The fan head was stationary but the base shook, then it wobbled violently and shattered in to five pieces. The fan ring rolled off in a drunken arc down the hallway, the blade rotor shot out at great speed embedded itself in the wall. The back cage remained on the base, but the front half of the cage hit him squarely on the bridge of his nose, and a rich trickle of blood was made its way down his chin, and dripped onto his new polo shirt.
“My God, what the hell?”
The electrical chord crackled at the outlet, sparked, and set the curtain ablaze. The television was next to go.
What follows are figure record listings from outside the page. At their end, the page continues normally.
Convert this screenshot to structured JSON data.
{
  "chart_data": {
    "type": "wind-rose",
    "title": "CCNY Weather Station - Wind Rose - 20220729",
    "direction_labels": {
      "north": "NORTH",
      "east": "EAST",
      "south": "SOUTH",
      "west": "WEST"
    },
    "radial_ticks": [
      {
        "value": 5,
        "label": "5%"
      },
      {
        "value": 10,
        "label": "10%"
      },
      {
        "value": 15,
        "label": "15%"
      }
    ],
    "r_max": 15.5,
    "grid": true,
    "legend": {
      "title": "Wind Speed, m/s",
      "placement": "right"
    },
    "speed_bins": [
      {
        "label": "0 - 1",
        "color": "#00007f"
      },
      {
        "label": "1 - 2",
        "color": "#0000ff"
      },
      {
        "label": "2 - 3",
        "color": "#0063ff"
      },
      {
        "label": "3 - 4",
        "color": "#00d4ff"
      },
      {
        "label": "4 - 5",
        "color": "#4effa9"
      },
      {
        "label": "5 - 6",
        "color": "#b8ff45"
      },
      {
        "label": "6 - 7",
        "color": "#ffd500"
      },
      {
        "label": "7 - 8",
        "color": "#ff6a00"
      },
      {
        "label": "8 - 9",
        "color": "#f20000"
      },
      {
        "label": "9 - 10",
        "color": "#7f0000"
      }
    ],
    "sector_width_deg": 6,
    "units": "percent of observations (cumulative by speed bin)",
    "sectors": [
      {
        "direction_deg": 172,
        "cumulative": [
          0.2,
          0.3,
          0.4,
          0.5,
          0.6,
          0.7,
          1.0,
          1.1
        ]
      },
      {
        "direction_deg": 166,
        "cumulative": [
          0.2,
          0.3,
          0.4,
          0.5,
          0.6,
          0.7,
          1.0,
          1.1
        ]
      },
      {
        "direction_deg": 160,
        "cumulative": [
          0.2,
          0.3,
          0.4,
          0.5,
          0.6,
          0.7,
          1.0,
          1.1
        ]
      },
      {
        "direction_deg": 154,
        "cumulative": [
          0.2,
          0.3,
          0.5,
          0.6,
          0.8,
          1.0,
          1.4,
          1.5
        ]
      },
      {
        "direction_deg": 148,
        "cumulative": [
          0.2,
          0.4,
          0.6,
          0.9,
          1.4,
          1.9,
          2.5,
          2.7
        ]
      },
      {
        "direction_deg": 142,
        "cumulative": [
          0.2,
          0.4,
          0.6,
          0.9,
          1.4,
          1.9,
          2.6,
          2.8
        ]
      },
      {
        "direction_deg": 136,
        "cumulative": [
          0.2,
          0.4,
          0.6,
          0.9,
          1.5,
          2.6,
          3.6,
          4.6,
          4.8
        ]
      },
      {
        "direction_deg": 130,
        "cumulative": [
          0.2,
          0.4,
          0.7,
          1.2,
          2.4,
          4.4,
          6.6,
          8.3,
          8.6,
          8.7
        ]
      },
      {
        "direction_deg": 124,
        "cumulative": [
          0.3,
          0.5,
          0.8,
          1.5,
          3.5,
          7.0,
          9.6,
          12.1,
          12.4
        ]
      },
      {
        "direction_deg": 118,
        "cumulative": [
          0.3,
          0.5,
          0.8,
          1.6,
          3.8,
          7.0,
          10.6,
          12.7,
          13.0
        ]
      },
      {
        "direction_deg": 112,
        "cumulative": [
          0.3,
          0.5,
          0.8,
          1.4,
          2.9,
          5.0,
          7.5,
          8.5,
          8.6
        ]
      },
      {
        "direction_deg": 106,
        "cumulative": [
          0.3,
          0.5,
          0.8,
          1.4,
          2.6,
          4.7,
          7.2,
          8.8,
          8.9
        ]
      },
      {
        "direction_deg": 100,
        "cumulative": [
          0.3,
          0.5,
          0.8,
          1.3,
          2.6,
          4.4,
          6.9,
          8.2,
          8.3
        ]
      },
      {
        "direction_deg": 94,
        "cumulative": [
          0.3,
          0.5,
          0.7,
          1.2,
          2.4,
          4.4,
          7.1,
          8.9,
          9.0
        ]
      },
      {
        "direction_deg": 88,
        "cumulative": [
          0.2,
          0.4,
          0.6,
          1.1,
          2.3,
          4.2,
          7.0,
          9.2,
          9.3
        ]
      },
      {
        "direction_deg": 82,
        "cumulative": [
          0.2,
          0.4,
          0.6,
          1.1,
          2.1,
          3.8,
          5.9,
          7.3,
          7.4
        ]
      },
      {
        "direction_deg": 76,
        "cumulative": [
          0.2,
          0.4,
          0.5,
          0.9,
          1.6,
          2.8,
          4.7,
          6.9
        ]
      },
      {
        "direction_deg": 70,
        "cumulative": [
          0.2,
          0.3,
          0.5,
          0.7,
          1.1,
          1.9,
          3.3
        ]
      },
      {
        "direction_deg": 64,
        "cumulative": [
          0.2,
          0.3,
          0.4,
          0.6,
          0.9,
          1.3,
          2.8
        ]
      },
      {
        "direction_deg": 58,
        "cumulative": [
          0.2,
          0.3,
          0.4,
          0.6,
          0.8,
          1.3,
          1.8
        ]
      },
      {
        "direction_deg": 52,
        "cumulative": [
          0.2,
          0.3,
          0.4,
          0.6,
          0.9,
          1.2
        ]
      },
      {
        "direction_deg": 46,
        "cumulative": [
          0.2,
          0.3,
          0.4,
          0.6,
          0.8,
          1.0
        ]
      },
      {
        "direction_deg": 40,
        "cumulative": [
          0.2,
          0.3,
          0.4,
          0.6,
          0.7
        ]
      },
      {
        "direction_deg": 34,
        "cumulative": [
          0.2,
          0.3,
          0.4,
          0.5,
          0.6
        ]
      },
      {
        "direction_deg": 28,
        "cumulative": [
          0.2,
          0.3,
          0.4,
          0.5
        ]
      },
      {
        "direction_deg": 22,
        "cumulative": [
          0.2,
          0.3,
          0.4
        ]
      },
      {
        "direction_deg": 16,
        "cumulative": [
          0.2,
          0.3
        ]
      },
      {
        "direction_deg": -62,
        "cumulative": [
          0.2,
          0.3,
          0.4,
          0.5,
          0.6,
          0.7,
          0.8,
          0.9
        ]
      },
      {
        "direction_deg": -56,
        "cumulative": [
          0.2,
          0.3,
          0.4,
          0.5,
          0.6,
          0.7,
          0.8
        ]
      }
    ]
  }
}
Before he could take a step toward the extinguisher in the kitchen, the building fire alarm went off sounding like a thousand amplified cicadas.
Then sprinklers shot off in all the common areas of the building: in the hallways, the laundry room, the gym, the lobby, the nursery. But inside his apartment the blaze went on, blocking his access to the kitchen, and eating its way through the east wing of the 22nd floor. His only way out was the balcony.
He stepped into the now pleasant sunshine. The fire teethed at his heels.
He climbed over the railing and alighted into that rarified air that so few inhabit.